Selain cinta dari ayahnya dan Mama Melisa, Nurdewi tak pernah mengenal cinta lain. Sejauh pengetahuannya, berdasarkan buku-buku fiksi yang pernah dia baca, ada debar perasaan yang pula adalah cinta. Namun anehnya, Nurdewi tidak pernah merasakan cinta seperti yang tertulis di buku-buku fiksi itu. Atau mungkin itu hanya karena dia tak pernah bertemu laki-laki seusianya selama hidup, bisa saja. Padahal dengan kecantikannya yang biadab itu, dia bisa saja mendapatkan sepuluh atau bahkan lebih laki-laki hanya dalam sekali kedipan mata. Kendati demikian, Nurdewi memang tak ramah pada lawan jenis.
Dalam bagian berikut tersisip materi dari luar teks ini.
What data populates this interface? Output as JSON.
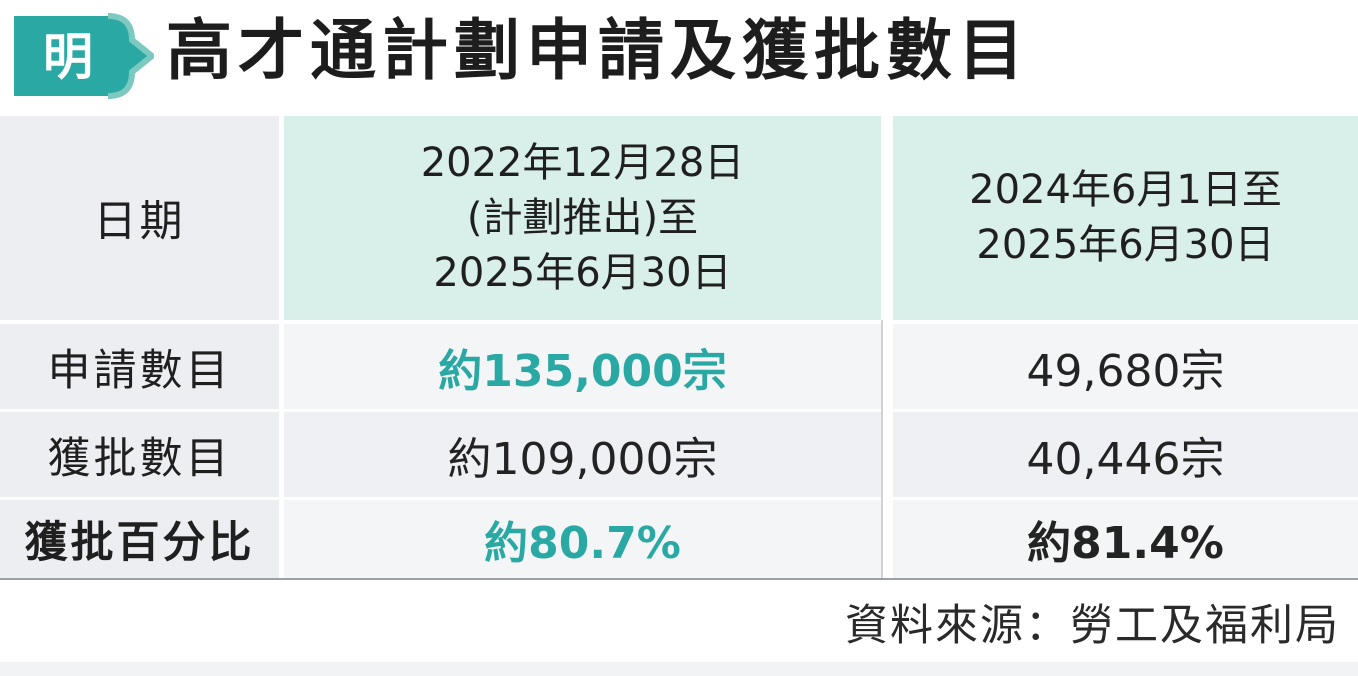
{
  "title": "高才通計劃申請及獲批數目",
  "logo": {
    "char": "明",
    "icon": "ming-pao-logo-icon",
    "color": "#2aa8a3"
  },
  "table": {
    "header": {
      "label": "日期",
      "col1": "2022年12月28日\n(計劃推出)至\n2025年6月30日",
      "col2": "2024年6月1日至\n2025年6月30日"
    },
    "rows": [
      {
        "label": "申請數目",
        "col1": "約135,000宗",
        "col2": "49,680宗"
      },
      {
        "label": "獲批數目",
        "col1": "約109,000宗",
        "col2": "40,446宗"
      },
      {
        "label": "獲批百分比",
        "col1": "約80.7%",
        "col2": "約81.4%"
      }
    ]
  },
  "source": "資料來源：勞工及福利局",
  "colors": {
    "accent": "#2aa8a3",
    "header_fill": "#d9efe9",
    "label_fill": "#eceef1"
  }
}
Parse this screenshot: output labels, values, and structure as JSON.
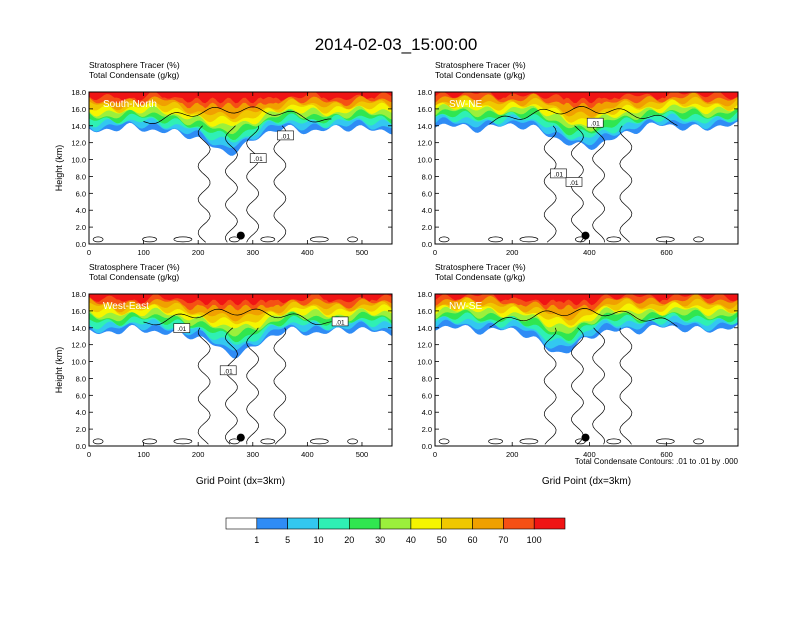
{
  "title": "2014-02-03_15:00:00",
  "footnote": "Total Condensate Contours: .01 to .01 by .000",
  "palette": {
    "white": "#ffffff",
    "c1": "#2f8cf5",
    "c5": "#33c8f0",
    "c10": "#2ff0b4",
    "c20": "#30e650",
    "c30": "#9bf03c",
    "c40": "#f5f500",
    "c50": "#f0c800",
    "c60": "#f0a000",
    "c70": "#f55014",
    "c100": "#f01414"
  },
  "colorbar": {
    "labels": [
      "1",
      "5",
      "10",
      "20",
      "30",
      "40",
      "50",
      "60",
      "70",
      "100"
    ]
  },
  "chart_data": [
    {
      "type": "heatmap",
      "section": "South-North",
      "subtitle_1": "Stratosphere Tracer   (%)",
      "subtitle_2": "Total Condensate   (g/kg)",
      "ylabel": "Height (km)",
      "xlabel": "",
      "xlim": [
        0,
        555
      ],
      "ylim": [
        0,
        18
      ],
      "xticks": [
        0,
        100,
        200,
        300,
        400,
        500
      ],
      "yticks": [
        "0.0",
        "2.0",
        "4.0",
        "6.0",
        "8.0",
        "10.0",
        "12.0",
        "14.0",
        "16.0",
        "18.0"
      ],
      "contour_labels": [
        {
          "text": ".01",
          "x": 310,
          "y": 10.1
        },
        {
          "text": ".01",
          "x": 360,
          "y": 12.8
        }
      ],
      "marker": {
        "x": 278,
        "y": 1.0
      }
    },
    {
      "type": "heatmap",
      "section": "SW-NE",
      "subtitle_1": "Stratosphere Tracer   (%)",
      "subtitle_2": "Total Condensate   (g/kg)",
      "ylabel": "",
      "xlabel": "",
      "xlim": [
        0,
        785
      ],
      "ylim": [
        0,
        18
      ],
      "xticks": [
        0,
        200,
        400,
        600
      ],
      "yticks": [
        "0.0",
        "2.0",
        "4.0",
        "6.0",
        "8.0",
        "10.0",
        "12.0",
        "14.0",
        "16.0",
        "18.0"
      ],
      "contour_labels": [
        {
          "text": ".01",
          "x": 320,
          "y": 8.3
        },
        {
          "text": ".01",
          "x": 360,
          "y": 7.3
        },
        {
          "text": ".01",
          "x": 415,
          "y": 14.3
        }
      ],
      "marker": {
        "x": 390,
        "y": 1.0
      }
    },
    {
      "type": "heatmap",
      "section": "West-East",
      "subtitle_1": "Stratosphere Tracer   (%)",
      "subtitle_2": "Total Condensate   (g/kg)",
      "ylabel": "Height (km)",
      "xlabel": "Grid Point (dx=3km)",
      "xlim": [
        0,
        555
      ],
      "ylim": [
        0,
        18
      ],
      "xticks": [
        0,
        100,
        200,
        300,
        400,
        500
      ],
      "yticks": [
        "0.0",
        "2.0",
        "4.0",
        "6.0",
        "8.0",
        "10.0",
        "12.0",
        "14.0",
        "16.0",
        "18.0"
      ],
      "contour_labels": [
        {
          "text": ".01",
          "x": 170,
          "y": 13.9
        },
        {
          "text": ".01",
          "x": 255,
          "y": 8.9
        },
        {
          "text": ".01",
          "x": 460,
          "y": 14.7
        }
      ],
      "marker": {
        "x": 278,
        "y": 1.0
      }
    },
    {
      "type": "heatmap",
      "section": "NW-SE",
      "subtitle_1": "Stratosphere Tracer   (%)",
      "subtitle_2": "Total Condensate   (g/kg)",
      "ylabel": "",
      "xlabel": "Grid Point (dx=3km)",
      "xlim": [
        0,
        785
      ],
      "ylim": [
        0,
        18
      ],
      "xticks": [
        0,
        200,
        400,
        600
      ],
      "yticks": [
        "0.0",
        "2.0",
        "4.0",
        "6.0",
        "8.0",
        "10.0",
        "12.0",
        "14.0",
        "16.0",
        "18.0"
      ],
      "contour_labels": [],
      "marker": {
        "x": 390,
        "y": 1.0
      }
    }
  ]
}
Pernah waktu itu, seorang laki-laki biasa yang bekerja di toko roti mencoba mendekatinya. Nurdewi hanya memberikan sorot tak suka pada laki-laki itu ketika merayunya dengan segenap kemampuan.

            Nurdewi memang sering menongkrong di toko roti milik orang Belanda yang tak jauh dari persimpangan. Dia menghabiskan waktu dari siang hingga sore hari hanya untuk melihat kendaraan berlalu-lalang melalui jendela lebar toko itu. Selain menjual roti, para pekerja di toko itu juga terpaksa menjual kopi atau teh karena Nurdewi sering memintanya. Laki-laki bercodet di bawah matanya itu kerap mengambil kesempatan memberikan Nurdewi kedipan nakal. Dan Nurdewi hanya merespons dengan menarik sudut kanan bibir serta sebelah alisnya. Sungguh Nurdewi merinding dan merasa jijik dibuatnya.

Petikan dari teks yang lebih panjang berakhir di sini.